Retry buildinstall tasks on losetup error

JIRA: RHELCMP-1394 Signed-off-by: Haibo Lin <hlin@redhat.com>
2020-07-20 17:11:06 +08:00 · 2020-07-20 17:11:06 +08:00 · 7e6bed9713
commit 7e6bed9713
parent f7167fa3b6
3 changed files with 78 additions and 7 deletions
--- a/pungi/phases/buildinstall.py
+++ b/pungi/phases/buildinstall.py
@ -801,6 +801,10 @@ class BuildinstallThread(WorkerThread):
                weight=compose.conf["runroot_weights"].get("buildinstall"),
            )
        else:
+            try:
+                lorax_log_dir = _get_log_dir(compose, variant, arch)
+            except Exception:
+                lorax_log_dir = None
            runroot.run(
                cmd,
                log_file=log_file,
@ -809,6 +813,7 @@ class BuildinstallThread(WorkerThread):
                mounts=[compose.topdir],
                weight=compose.conf["runroot_weights"].get("buildinstall"),
                chown_paths=chown_paths,
+                log_dir=lorax_log_dir,
            )

        if final_output_dir != output_dir:
--- a/pungi/runroot.py
+++ b/pungi/runroot.py
@ -74,12 +74,38 @@ class Runroot(kobo.log.LoggingBase):
        run(command, show_cmd=True, logfile=log_file)
        self._result = True

+    def _has_losetup_error(self, log_dir):
+        """
+        Check if there's losetup error in log.
+
+        This error happens if the Koji builder runs out of loopback devices.
+        This can happen if too many tasks that require them are scheduled on
+        the same builder. A retried task might end up on a different builder,
+        or maybe some other task will have finished already.
+
+        :param str log_dir: path to buildinstall log dir,
+            e.g. logs/s390x/buildinstall-BaseOS-logs/
+        """
+        if not log_dir:
+            return False
+
+        log_file = os.path.join(log_dir, "program.log")
+        try:
+            with open(log_file) as f:
+                for line in f:
+                    if "losetup: cannot find an unused loop device" in line:
+                        return True
+        except Exception:
+            pass
+        return False
+
    def _run_koji(self, command, log_file=None, packages=None, arch=None, **kwargs):
        """
        Runs the runroot command in Koji.
        """
        runroot_channel = self.compose.conf.get("runroot_channel")
        runroot_tag = self.compose.conf["runroot_tag"]
+        log_dir = kwargs.pop("log_dir", None)

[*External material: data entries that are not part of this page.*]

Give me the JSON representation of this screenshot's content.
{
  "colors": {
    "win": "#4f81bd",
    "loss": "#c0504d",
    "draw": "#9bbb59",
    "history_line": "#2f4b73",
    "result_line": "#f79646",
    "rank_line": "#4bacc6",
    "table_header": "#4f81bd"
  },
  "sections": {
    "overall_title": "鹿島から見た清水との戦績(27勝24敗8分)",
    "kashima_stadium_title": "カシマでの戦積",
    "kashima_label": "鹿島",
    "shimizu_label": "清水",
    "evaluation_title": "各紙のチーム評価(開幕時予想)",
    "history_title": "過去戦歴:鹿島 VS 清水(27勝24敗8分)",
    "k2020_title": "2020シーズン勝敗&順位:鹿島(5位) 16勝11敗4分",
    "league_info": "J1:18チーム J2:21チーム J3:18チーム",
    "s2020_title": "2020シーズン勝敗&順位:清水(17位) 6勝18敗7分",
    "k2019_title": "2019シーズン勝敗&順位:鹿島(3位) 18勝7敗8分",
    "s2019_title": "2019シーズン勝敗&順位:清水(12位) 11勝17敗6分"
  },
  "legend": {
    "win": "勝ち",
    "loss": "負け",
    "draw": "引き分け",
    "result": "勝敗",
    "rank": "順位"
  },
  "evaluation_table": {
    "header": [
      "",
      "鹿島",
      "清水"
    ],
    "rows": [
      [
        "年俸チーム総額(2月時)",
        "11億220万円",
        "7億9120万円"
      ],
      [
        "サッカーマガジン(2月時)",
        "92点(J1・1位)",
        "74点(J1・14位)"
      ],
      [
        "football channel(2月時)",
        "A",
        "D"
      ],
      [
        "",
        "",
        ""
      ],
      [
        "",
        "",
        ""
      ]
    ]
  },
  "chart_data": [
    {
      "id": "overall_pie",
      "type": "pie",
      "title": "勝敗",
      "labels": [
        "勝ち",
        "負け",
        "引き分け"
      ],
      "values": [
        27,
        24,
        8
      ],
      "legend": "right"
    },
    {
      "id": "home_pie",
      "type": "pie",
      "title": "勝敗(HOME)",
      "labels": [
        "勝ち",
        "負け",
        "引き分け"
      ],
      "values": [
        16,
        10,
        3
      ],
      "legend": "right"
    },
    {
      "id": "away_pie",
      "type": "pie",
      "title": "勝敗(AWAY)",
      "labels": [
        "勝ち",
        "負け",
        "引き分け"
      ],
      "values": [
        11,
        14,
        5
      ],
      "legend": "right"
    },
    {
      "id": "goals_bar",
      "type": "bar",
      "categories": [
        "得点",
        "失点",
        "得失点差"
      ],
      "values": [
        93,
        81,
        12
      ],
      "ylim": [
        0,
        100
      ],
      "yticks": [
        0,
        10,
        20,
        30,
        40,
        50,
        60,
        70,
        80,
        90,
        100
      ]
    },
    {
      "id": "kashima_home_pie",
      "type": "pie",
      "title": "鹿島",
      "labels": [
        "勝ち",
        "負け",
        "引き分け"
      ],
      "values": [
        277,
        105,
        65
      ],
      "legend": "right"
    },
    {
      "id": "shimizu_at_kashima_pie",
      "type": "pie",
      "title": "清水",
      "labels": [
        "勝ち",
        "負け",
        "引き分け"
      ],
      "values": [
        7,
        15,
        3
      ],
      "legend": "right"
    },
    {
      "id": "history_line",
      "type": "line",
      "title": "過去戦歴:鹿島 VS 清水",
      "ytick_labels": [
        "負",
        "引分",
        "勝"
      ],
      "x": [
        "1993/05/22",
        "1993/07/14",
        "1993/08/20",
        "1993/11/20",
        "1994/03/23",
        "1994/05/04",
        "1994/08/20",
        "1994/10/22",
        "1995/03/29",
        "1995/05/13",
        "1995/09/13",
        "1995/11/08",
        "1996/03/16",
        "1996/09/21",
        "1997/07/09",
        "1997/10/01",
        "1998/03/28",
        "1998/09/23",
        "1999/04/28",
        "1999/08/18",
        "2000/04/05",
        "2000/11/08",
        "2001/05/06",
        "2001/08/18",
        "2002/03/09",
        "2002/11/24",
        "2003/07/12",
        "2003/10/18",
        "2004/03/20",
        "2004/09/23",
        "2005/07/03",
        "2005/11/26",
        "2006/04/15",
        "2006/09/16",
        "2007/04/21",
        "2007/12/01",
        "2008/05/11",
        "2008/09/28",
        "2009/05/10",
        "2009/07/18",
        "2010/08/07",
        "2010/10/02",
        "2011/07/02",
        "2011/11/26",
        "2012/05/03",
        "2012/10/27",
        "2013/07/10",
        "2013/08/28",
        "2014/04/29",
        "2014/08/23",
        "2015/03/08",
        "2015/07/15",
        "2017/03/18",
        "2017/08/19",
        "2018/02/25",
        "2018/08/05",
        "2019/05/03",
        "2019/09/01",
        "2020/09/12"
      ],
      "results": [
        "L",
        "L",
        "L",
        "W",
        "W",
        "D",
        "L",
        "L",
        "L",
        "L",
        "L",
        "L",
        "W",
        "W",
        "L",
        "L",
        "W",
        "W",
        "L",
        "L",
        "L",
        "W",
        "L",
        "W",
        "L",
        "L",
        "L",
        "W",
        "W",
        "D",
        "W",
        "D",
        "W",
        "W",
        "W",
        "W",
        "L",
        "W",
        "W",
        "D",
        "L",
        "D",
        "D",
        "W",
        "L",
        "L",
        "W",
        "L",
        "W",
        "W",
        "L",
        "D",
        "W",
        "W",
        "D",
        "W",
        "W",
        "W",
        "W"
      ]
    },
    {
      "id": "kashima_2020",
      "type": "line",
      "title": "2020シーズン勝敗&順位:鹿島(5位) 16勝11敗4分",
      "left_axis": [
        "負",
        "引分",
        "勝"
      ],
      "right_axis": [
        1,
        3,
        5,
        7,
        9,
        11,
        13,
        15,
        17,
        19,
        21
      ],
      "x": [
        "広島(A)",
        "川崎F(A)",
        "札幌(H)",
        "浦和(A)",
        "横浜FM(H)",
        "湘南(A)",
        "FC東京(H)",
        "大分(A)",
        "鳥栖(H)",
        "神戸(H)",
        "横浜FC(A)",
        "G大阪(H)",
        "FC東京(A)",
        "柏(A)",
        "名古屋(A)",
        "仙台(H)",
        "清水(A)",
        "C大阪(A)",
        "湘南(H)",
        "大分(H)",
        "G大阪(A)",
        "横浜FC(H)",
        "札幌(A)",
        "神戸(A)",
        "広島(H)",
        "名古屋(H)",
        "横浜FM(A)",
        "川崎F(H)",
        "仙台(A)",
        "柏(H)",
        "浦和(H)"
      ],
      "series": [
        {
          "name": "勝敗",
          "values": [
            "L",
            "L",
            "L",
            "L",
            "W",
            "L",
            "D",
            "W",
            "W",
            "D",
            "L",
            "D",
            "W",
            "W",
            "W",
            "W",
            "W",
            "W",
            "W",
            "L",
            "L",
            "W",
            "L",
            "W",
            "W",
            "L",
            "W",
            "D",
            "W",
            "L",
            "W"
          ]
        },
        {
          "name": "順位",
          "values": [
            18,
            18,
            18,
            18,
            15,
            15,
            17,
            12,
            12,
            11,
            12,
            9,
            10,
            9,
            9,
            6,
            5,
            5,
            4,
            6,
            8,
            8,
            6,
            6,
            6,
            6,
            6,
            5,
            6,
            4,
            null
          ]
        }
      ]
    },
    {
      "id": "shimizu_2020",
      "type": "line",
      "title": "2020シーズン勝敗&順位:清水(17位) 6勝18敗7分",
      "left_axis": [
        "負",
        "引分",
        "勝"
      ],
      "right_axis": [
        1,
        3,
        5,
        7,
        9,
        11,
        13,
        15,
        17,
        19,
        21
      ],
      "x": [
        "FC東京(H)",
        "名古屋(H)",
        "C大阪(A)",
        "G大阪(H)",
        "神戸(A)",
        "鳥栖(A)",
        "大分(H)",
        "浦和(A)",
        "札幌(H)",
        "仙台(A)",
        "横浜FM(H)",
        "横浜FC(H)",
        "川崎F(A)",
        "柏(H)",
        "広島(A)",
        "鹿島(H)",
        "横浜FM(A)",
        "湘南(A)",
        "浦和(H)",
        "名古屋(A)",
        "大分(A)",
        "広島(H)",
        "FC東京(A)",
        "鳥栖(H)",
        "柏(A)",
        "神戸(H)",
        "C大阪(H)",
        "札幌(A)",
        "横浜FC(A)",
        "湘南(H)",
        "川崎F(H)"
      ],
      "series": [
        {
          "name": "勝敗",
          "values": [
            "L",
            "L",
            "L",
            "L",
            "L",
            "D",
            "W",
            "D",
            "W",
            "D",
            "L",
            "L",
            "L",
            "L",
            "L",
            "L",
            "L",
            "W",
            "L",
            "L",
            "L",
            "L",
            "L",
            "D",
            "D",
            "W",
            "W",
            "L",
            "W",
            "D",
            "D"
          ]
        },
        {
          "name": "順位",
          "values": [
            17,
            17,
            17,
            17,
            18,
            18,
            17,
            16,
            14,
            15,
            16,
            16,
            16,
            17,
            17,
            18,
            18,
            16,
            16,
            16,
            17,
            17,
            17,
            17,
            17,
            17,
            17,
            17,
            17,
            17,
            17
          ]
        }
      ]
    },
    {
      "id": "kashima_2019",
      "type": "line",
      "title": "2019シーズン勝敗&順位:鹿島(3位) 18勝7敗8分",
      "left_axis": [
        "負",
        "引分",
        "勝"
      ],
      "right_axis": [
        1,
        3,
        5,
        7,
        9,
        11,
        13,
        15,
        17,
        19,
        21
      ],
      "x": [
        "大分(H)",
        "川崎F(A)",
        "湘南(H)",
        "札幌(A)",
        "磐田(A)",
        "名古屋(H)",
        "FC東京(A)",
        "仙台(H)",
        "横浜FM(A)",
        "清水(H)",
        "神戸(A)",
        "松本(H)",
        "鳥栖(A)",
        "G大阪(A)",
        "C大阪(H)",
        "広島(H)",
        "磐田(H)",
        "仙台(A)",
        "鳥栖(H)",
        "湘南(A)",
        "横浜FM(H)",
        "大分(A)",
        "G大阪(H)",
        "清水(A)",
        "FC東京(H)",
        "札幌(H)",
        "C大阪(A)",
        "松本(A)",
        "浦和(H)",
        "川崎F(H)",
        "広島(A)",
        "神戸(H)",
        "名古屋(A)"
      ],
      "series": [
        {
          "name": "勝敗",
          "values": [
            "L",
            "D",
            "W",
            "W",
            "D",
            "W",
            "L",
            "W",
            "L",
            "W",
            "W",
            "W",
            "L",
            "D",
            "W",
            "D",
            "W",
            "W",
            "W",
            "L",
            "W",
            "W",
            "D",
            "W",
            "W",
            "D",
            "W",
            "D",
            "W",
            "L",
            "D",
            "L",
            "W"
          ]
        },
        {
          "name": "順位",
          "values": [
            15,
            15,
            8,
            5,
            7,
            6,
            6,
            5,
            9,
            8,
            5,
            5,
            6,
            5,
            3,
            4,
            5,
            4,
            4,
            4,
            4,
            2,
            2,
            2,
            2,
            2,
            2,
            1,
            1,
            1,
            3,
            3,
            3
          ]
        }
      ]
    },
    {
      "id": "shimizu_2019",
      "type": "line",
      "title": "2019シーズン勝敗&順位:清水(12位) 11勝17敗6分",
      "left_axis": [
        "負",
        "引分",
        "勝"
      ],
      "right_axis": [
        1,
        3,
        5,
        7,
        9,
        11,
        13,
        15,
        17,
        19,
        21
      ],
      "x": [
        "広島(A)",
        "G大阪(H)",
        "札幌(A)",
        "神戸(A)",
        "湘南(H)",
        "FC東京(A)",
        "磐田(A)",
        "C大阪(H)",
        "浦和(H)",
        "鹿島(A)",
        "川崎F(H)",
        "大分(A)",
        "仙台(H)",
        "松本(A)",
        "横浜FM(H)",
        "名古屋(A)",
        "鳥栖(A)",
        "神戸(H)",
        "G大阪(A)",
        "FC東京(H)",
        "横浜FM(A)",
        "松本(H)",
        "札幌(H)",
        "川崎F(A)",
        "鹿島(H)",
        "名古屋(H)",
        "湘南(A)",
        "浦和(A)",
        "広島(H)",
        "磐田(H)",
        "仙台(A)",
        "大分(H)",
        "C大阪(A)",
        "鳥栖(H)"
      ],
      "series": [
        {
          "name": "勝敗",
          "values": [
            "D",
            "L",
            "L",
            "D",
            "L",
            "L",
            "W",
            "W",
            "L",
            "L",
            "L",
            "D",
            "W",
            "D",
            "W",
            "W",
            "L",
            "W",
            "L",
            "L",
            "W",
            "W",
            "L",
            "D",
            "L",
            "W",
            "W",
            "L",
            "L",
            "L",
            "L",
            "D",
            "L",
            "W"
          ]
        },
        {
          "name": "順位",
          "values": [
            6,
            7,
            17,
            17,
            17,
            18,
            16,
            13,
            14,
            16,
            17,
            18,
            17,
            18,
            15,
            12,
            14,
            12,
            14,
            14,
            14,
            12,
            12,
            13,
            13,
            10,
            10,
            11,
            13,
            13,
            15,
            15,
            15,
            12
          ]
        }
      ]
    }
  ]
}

        koji_wrapper = kojiwrapper.KojiWrapper(self.compose.conf["koji_profile"])
        koji_cmd = koji_wrapper.get_runroot_cmd(
@ -92,13 +118,19 @@ class Runroot(kobo.log.LoggingBase):
            **kwargs
        )

-        output = koji_wrapper.run_runroot_cmd(koji_cmd, log_file=log_file)
-        if output["retcode"] != 0:
-            raise RuntimeError(
-                "Runroot task failed: %s. See %s for more details."
-                % (output["task_id"], log_file)
-            )
-        self._result = output
+        attempt = 0
+        max_retries = 3
+        while True:
+            output = koji_wrapper.run_runroot_cmd(koji_cmd, log_file=log_file)
+            if output["retcode"] == 0:
+                self._result = output
+                return
+            elif attempt >= max_retries or not self._has_losetup_error(log_dir):
+                raise RuntimeError(
+                    "Runroot task failed: %s. See %s for more details."
+                    % (output["task_id"], log_file)
+                )
+            attempt += 1

    def _ssh_run(self, hostname, user, command, fmt_dict=None, log_file=None):
        """
--- a/tests/test_runroot.py
+++ b/tests/test_runroot.py
@ -198,3 +198,37 @@ class TestRunrootOpenSSH(helpers.PungiTestCase):
                ),
            ]
        )
+
+
+class TestRunrootKoji(helpers.PungiTestCase):
+    def setUp(self):
+        super(TestRunrootKoji, self).setUp()
+        self.compose = helpers.DummyCompose(
+            self.topdir, {"runroot": True, "runroot_tag": "f28-build"},
+        )
+
+        self.runroot = Runroot(self.compose)
+
+    def test_has_losetup_error(self):
+        self.assertFalse(self.runroot._has_losetup_error(None))
+
+        with mock.patch("pungi.runroot.open", mock.mock_open(read_data="")):
+            self.assertFalse(self.runroot._has_losetup_error("/foo_log_dir"))
+
+        with mock.patch(
+            "pungi.runroot.open",
+            mock.mock_open(read_data="losetup: cannot find an unused loop device"),
+        ):
+            self.assertTrue(self.runroot._has_losetup_error("/bar_log_dir"))
+
+    @mock.patch("pungi.runroot.kojiwrapper.KojiWrapper")
+    def test_run_koji_retry(self, mock_kojiwrapper):
+        self.compose.conf["koji_profile"] = "test"
+        mock_kojiwrapper.return_value.get_runroot_cmd.return_value = ["df -h"]
+        mock_kojiwrapper.return_value.run_runroot_cmd.side_effect = [
+            {"retcode": 1, "task_id": 1},
+            {"retcode": 0, "task_id": 2},
+        ]
+        self.runroot._has_losetup_error = mock.Mock(side_effect=[True, False])
+        self.runroot._run_koji("")
+        self.assertEqual(mock_kojiwrapper.return_value.run_runroot_cmd.call_count, 2)